Master Eric came over to see what we were working on, surprised to find us out of our chairs. I explained that I had asked Sensei for instruction on how to fight if for some reason I needed to do so when my chair was not with me, or if my opponent got me out of my chair. So I showed him that Sensei had worked with me on my back, on my side, and kneeling. I also demonstrated how to get back up from the ground once I had my attacker either subdued or distracted enough to do so, and that once I had, my main objective would be to walk away from the encounter and get help, as always.

Master Eric worked with me on a few additional things, while Sensei helped Chad, who was struggling. Firstly he showed me that my crutch could be used the same way as the cane I typically train with if necessary. Then he took my crutches away from me altogether and had me go through blocks and strikes I have learned up til now in a kneeling position. He then had me do the same with Brush Trap Strike, and I am proud to say I was able to bring Master Eric to the mat multiple times with the force of my trap, and arm bar, remembering to launch additional strikes at the head, neck and spine once he was down.

For the rest of the lesson, Sensei had us brushing up on the fighting style he had just introduced us to. Then he let me get into my chair and do a short demo of "flow of combat" for Chad, who didn't seem able to grasp how techniques could be sequenced together in an actual fight. After we had been bowed out, Sensei called us over and gave us each a homework/reference sheet with the techniques he felt we should be working on at home.

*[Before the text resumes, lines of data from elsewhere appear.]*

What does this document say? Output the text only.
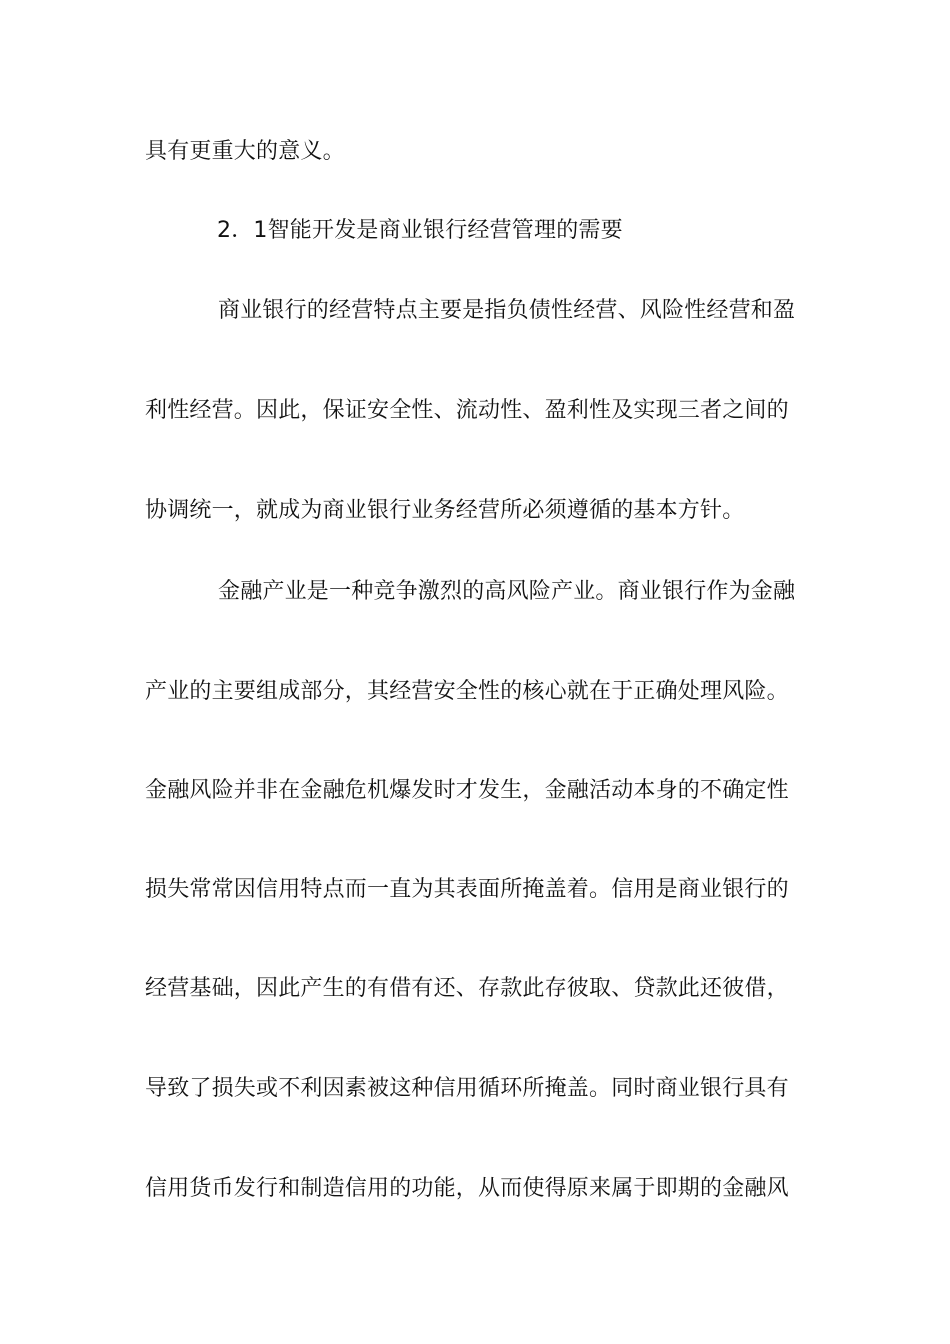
具有更重大的意义。
2．1智能开发是商业银行经营管理的需要
商业银行的经营特点主要是指负债性经营、风险性经营和盈
利性经营。因此，保证安全性、流动性、盈利性及实现三者之间的
协调统一，就成为商业银行业务经营所必须遵循的基本方针。
金融产业是一种竞争激烈的高风险产业。商业银行作为金融
产业的主要组成部分，其经营安全性的核心就在于正确处理风险。
金融风险并非在金融危机爆发时才发生，金融活动本身的不确定性
损失常常因信用特点而一直为其表面所掩盖着。信用是商业银行的
经营基础，因此产生的有借有还、存款此存彼取、贷款此还彼借，
导致了损失或不利因素被这种信用循环所掩盖。同时商业银行具有
信用货币发行和制造信用的功能，从而使得原来属于即期的金融风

Chad initially was gung ho (in front of Sensei) to do what was expected of him, however once we got home, it was a whole different story. That, however, is for another post. Before I sign off, let me show you the homework sheet we have been using!

There you have it!


Formal Training Week 13

Hi everyone. I know this blog hasn't been updated in quite some time, but the stress and responsibility of being a full time college student sort of caught up with me for awhile there. I have managed to find my way out of my endless to do list and will be updating this with the backlog of lessons that occurred in the last few weeks.

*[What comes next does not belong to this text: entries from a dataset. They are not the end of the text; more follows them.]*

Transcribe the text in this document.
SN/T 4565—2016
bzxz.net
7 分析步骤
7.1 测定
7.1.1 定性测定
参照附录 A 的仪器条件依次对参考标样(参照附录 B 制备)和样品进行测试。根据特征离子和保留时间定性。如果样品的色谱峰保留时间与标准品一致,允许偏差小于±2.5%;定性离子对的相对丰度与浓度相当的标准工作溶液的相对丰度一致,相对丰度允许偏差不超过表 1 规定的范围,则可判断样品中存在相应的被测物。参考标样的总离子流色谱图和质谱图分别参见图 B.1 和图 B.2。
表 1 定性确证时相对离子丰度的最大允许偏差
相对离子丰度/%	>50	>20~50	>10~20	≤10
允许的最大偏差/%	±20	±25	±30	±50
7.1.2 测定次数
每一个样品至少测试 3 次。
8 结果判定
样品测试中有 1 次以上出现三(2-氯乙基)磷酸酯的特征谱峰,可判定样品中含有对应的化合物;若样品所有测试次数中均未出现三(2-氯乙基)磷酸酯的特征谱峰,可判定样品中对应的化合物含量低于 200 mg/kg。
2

The thirteenth week of formal training at Equa Do was much like the twelfth. It was not intended to be that way however. I had asked Sensei to begin working, at least with me, on how to use my knowledge of hapkido if I was standing on crutches. Obviously, in order to learn this, I need to actually use my crutches. But when Chad and Robbie arrived at Equa Do they discovered they had forgotten a pair for Chad. Rather than simply alienate Chad and have him sit there and do nothing, Sensei found us an out of the way area to work on things that did not require the crutches.

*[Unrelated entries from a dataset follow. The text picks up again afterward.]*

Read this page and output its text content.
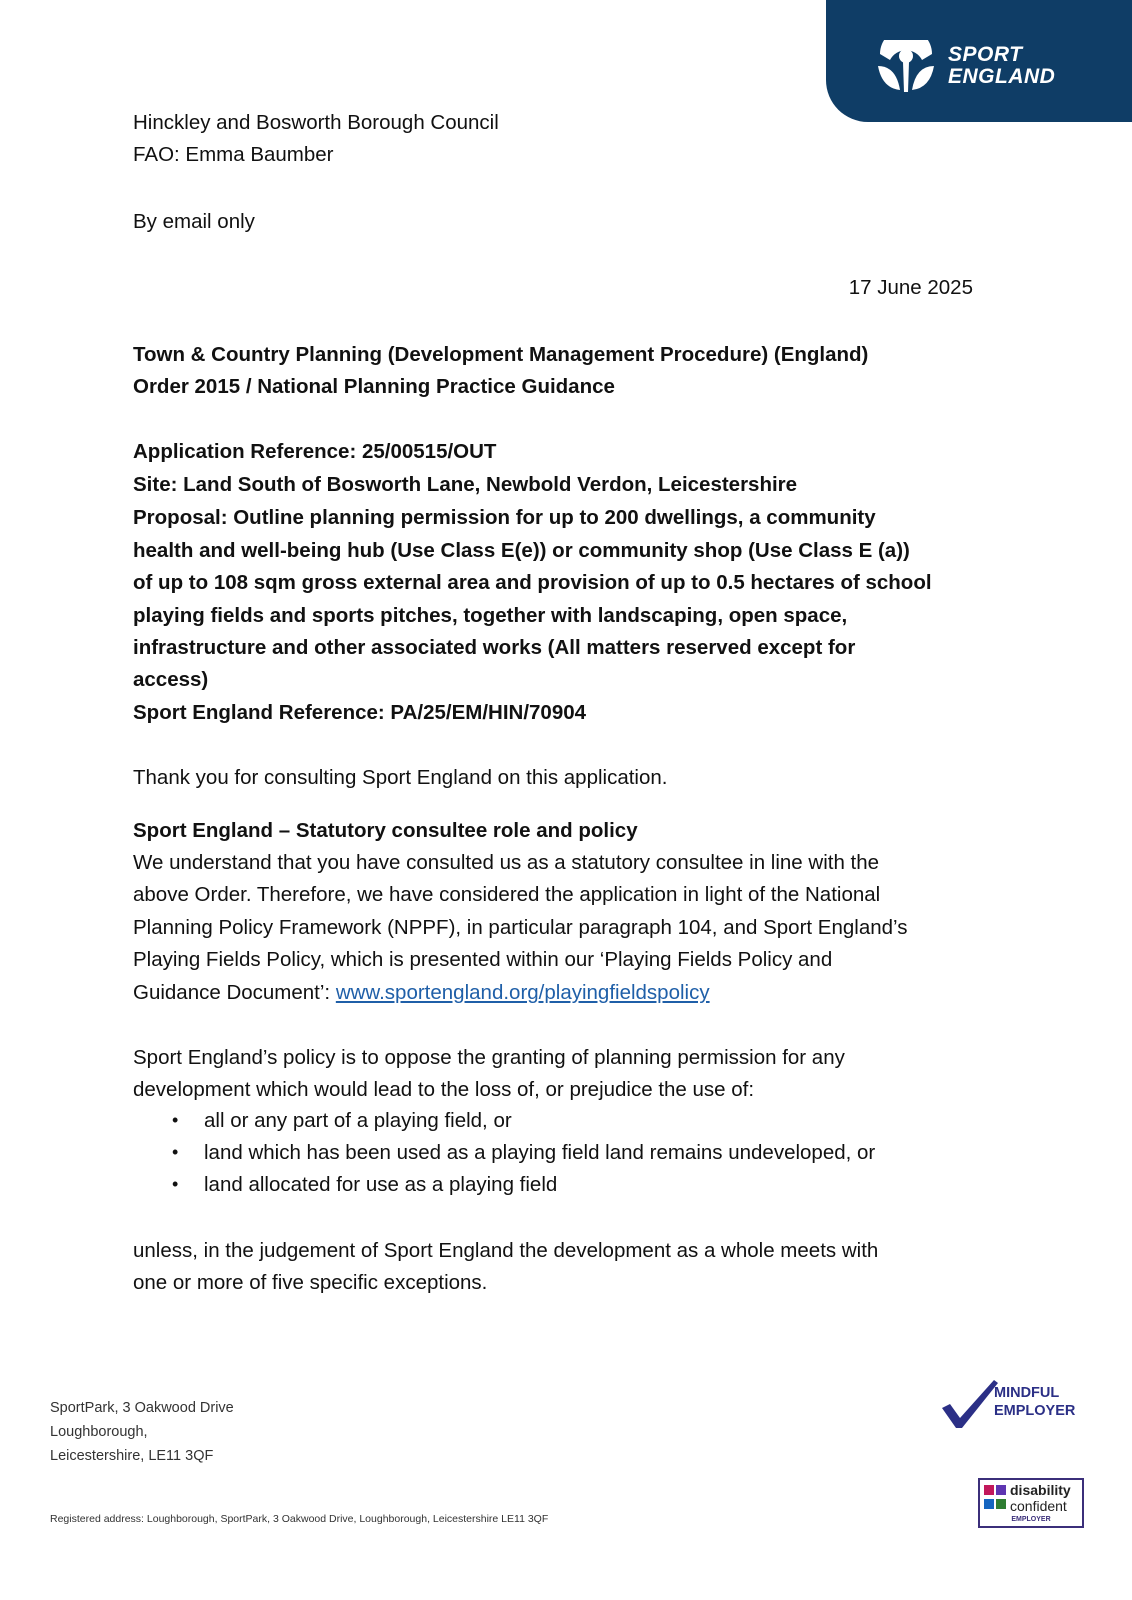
SPORT
ENGLAND
Hinckley and Bosworth Borough Council
FAO: Emma Baumber
By email only
17 June 2025
Town & Country Planning (Development Management Procedure) (England)
Order 2015 / National Planning Practice Guidance
Application Reference: 25/00515/OUT
Site: Land South of Bosworth Lane, Newbold Verdon, Leicestershire
Proposal: Outline planning permission for up to 200 dwellings, a community
health and well-being hub (Use Class E(e)) or community shop (Use Class E (a))
of up to 108 sqm gross external area and provision of up to 0.5 hectares of school
playing fields and sports pitches, together with landscaping, open space,
infrastructure and other associated works (All matters reserved except for
access)
Sport England Reference: PA/25/EM/HIN/70904
Thank you for consulting Sport England on this application.
Sport England – Statutory consultee role and policy
We understand that you have consulted us as a statutory consultee in line with the
above Order. Therefore, we have considered the application in light of the National
Planning Policy Framework (NPPF), in particular paragraph 104, and Sport England’s
Playing Fields Policy, which is presented within our ‘Playing Fields Policy and
Guidance Document’: www.sportengland.org/playingfieldspolicy
Sport England’s policy is to oppose the granting of planning permission for any
development which would lead to the loss of, or prejudice the use of:
• all or any part of a playing field, or
• land which has been used as a playing field land remains undeveloped, or
• land allocated for use as a playing field
unless, in the judgement of Sport England the development as a whole meets with
one or more of five specific exceptions.
SportPark, 3 Oakwood Drive
Loughborough,
Leicestershire, LE11 3QF
Registered address: Loughborough, SportPark, 3 Oakwood Drive, Loughborough, Leicestershire LE11 3QF
MINDFUL
EMPLOYER
disability
confident
EMPLOYER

We did our typical warmups, (stretches and half jumping jacks) and then continued the blocking work we had begun the week previous to this. Chad still seemed to have trouble with the concept, often using the circular motion we have been taught to use for evading grabs rather than simply brushing it out of the way. This led to him pulling the foam weapon stand-in closer to his body in most cases, and had the weapon been real he would have been injured if not killed. I stopped the session once again and corrected him, inadvertently frustrating him and causing Sensei to lecture him on taking criticism better from those with more experience.

As short as this blog post is, that really is all we managed to accomplish, and so this one will get ended here.